Дальше в лес... - Васильев Владимир Hиколаевич 16 стр.


- У нас сейчас… пред-тык-пык-стадия трансмутации… андрогенизация… финальный этап… клеточная стерилизация. - Человек произнес несколько слов, которые показались мне знакомыми, хотя вроде бы никогда их раньше не слыхал. - Это хорошо, что мальчик пришел, потому что мальчик… - и он опять заговорил непонятно, странно, - поддается трансмутации без предварительной стерилизации… высокополиморфные локусы… митоз… мейоз…

Я так и не понял, как все это связано с возможностью нас накормить, но догадался, что отрицательно.

Нава потянула меня, но я с досадой выдернул руку.

- Я тебя не понимаю, - возмущенно сообщил я странному человеку, стараясь хоть рассмотреть его получше. - Ты мне скажи, еда у тебя найдется?

- Вот если бы трое… - сказал человек невпопад.

Нава дернула изо всех сил, и ей удалось оттащить меня в сторону.

- Больной он, что ли? - продолжал я сердито булькать. - Ты поняла, что он там бормочет?

- Да что ты с ним разговариваешь?! - прошипела Нава. - У него же нет лица! Как с ним можно говорить, когда у него нет лица!

- Почему нет лица? - удивился я и оглянулся удостовериться.

Человека видно не было: то ли он ушел, то ли растворился в сумерках.

- А так, - сказала Нава. - Глаза есть, рот есть, а лица нету… - Она вдруг прижалась ко мне, словно ища защиты. - Он как мертвяк, - пояснила она. - Только он не мертвяк, от него пахнет, но весь он как мертвяк… Пойдем в какой-нибудь другой дом, только еды мы здесь не найдем, ты не надейся.

В доме все было непривычное: не было постелей, не было запахов жилья, внутри было пусто, темно, неприятно. Нава понюхала воздух.

- Здесь вообще никогда не было еды, - сказала она с отвращением. - В какую-то ты меня глупую деревню привел, Молчун. Что мы здесь будем делать? Я таких деревень никогда в жизни не видела. И дети тут не кричат, и на улице никого нет.

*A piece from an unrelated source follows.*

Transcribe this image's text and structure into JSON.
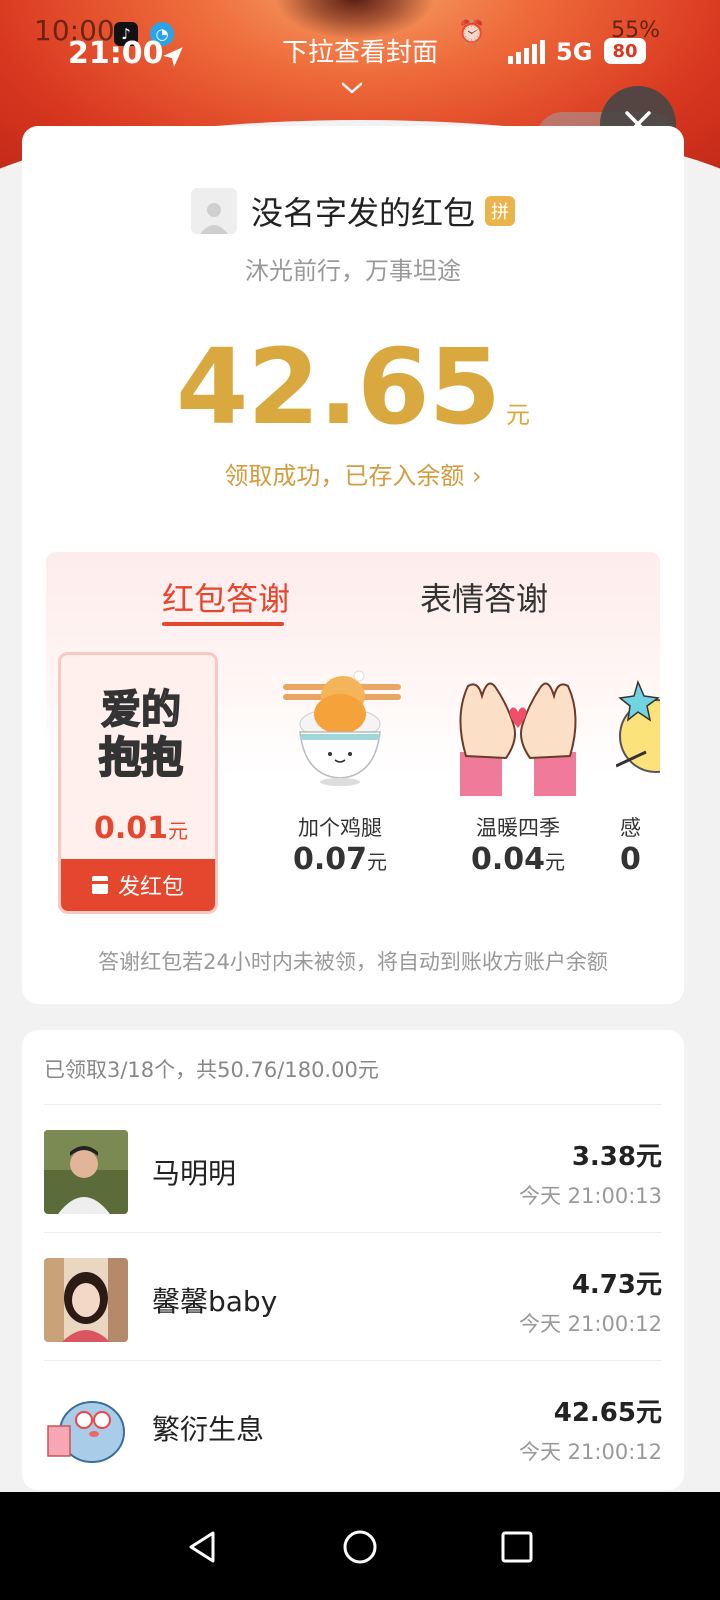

На улице из-под ног между пальцами продавливалась прохладная тонкая пыль, заглушающая звук шагов, и в лесу не ухало и не булькало, как обычно по вечерам.

В следующем доме человек лежал прямо на полу у порога и спал. Я нагнулся над ним, потряс его за плечо, ощущая невольную брезгливость, но человек не проснулся. Кожа у него была влажная и холодная, как у лягушки, он был жирный, мягкий, и мускулов у него почти не осталось, а губы в полутьме казались черными и масляно блестели.

- Спит, - сказал я, поворачиваясь к Наве.

- Как же спит, - хмыкнула она, - когда он смотрит!

Я снова нагнулся проверить, и мне показалось, что тот действительно смотрит, чуть-чуть приоткрыв веки. Но только показалось.

- Да нет, спит он, - сказал я. - Пойдем.

Против обыкновения, Нава промолчала. Если бы у меня были силы, я удивился бы, но сил не было. Шатаясь и держась друг за друга, мы блуждали от дома к дому, заглядывая в каждый, везде находя спящих. Все спящие были жирные, потные мужчины, не было ни одной женщины, ни одного ребенка.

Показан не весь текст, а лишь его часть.